Another great aspect of ray-tracing is that the frame rate is more dependent on the number of pixels you wish to render, than it is on the number of triangles on the scene, in contrary to rasterization.
• #### ssj4Gogeta - Wednesday, April 22, 2009 - link

Well I don't know much about all this, but I saw their video. The co-founder says that ray-tracing isn't a compute problem anymore, and that they looked at it in a different way. So, I'm wondering, if they're using a new algorithm or something that's making all the difference, can't Intel use their general purpose Larrabee to simulate that? Reply
• #### simtex - Thursday, April 23, 2009 - link

Depends whether the algorithm is public available, as I understand the claims of Caustics is that it's their own algorithm and propably patented. Reply
• #### slusallek - Wednesday, April 22, 2009 - link

It is strange to see that someone proposes a hardware architecture that by design is bandwidth limited. They have separated ray tracing at the point where the bandwidth is highest -- whihc seems like not a really smart move.

By doing the ray traversal and intersection on their card and the shading on the GPU they must constantly transfer ray data between the two: transfer the hit point of each ray/pixel to the GPU (point, normal, texture coordinates, shader ID, ...) and then transfer any rays newly generated by a shader back to their chip (origin, direction, min/max_dir, ...). Each of those transfers is easily between 30 to 60 bytes per ray.

So for a HD screen this is easily 100MB for just a single ray generation and only one sample per pixel. Given a PCI 1.0 4x bandwidth of 1GB/s this gives a theoretical maximum of just 5 fps -- and we have not done any work yet. No AA, no shadow rays, reflections, they all generate multiples of this in bandwidth. Even with PCI 3.0 and 16x lanes this will be a huge bandwidth issue.

Let me also just point out that one of the first RTRT papers on visualizing car headlights (http://graphics.cs.uni-sb.de/Publications/2002/200...">http://graphics.cs.uni-sb.de/Publications/2002/200... already achieved up to 10 fps at the same video resolution. Note that the headlight used up to 25 rays per pixel and lots of complex multiple reflection and refraction. It ran on a cluster of 16 nodes with dual CPU single-core Athlon 1800s providing a total of 32 cores.

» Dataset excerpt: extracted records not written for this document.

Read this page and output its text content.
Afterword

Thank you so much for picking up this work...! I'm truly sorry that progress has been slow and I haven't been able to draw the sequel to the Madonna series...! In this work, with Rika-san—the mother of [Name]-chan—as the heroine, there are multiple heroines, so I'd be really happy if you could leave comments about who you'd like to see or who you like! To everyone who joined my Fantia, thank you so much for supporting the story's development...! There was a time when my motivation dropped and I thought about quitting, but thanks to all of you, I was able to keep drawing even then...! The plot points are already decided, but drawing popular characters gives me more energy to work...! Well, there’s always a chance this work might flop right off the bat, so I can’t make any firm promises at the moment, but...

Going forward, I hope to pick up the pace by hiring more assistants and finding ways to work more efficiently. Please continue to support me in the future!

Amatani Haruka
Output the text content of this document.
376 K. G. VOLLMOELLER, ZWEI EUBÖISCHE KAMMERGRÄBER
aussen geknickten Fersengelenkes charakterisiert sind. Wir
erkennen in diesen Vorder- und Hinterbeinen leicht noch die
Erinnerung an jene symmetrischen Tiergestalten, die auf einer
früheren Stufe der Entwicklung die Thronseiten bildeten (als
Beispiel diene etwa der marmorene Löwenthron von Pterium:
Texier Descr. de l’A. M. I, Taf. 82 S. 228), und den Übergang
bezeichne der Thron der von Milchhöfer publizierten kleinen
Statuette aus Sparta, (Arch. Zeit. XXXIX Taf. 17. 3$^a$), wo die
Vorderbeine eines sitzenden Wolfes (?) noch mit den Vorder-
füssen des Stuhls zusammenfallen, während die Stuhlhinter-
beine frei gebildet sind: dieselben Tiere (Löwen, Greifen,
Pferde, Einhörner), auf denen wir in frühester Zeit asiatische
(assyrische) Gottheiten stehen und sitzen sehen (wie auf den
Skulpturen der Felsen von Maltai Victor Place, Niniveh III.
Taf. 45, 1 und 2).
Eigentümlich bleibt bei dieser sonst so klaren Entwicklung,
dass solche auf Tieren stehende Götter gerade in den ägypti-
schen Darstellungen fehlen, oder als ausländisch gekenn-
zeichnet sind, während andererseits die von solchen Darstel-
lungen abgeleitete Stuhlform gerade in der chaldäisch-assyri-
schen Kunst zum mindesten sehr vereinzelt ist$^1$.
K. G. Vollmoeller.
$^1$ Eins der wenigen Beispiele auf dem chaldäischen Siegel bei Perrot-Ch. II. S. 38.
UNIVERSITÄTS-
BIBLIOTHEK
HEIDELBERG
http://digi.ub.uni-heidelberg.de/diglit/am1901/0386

Compare this with a latest machine used by Casutics with likely Dual Quad-core CPUs giving something 16 cores (with hyperthreading) each one easily providing a multiple of the FLOPS of the old Athlon. So it seems their performance is not even reaching what has already been done 7 years ago.

So in summary, I am not really impressed by what Caustics claims. Their hardware architecture is severely limited by design and their software results are way behind what has been done many years ago.
• #### nubie - Tuesday, April 21, 2009 - link

I for one am looking forward to a time when games no longer have ugly polygons.

Even in recent games cylindrical objects are pictured as comprised of as few as 8 sides.

If you can send the raw math into the equation for the rays to hit it will make the whole thing much more powerful.

I would love to see this and Larrabee succeed, progress and competition are always good for the consumer.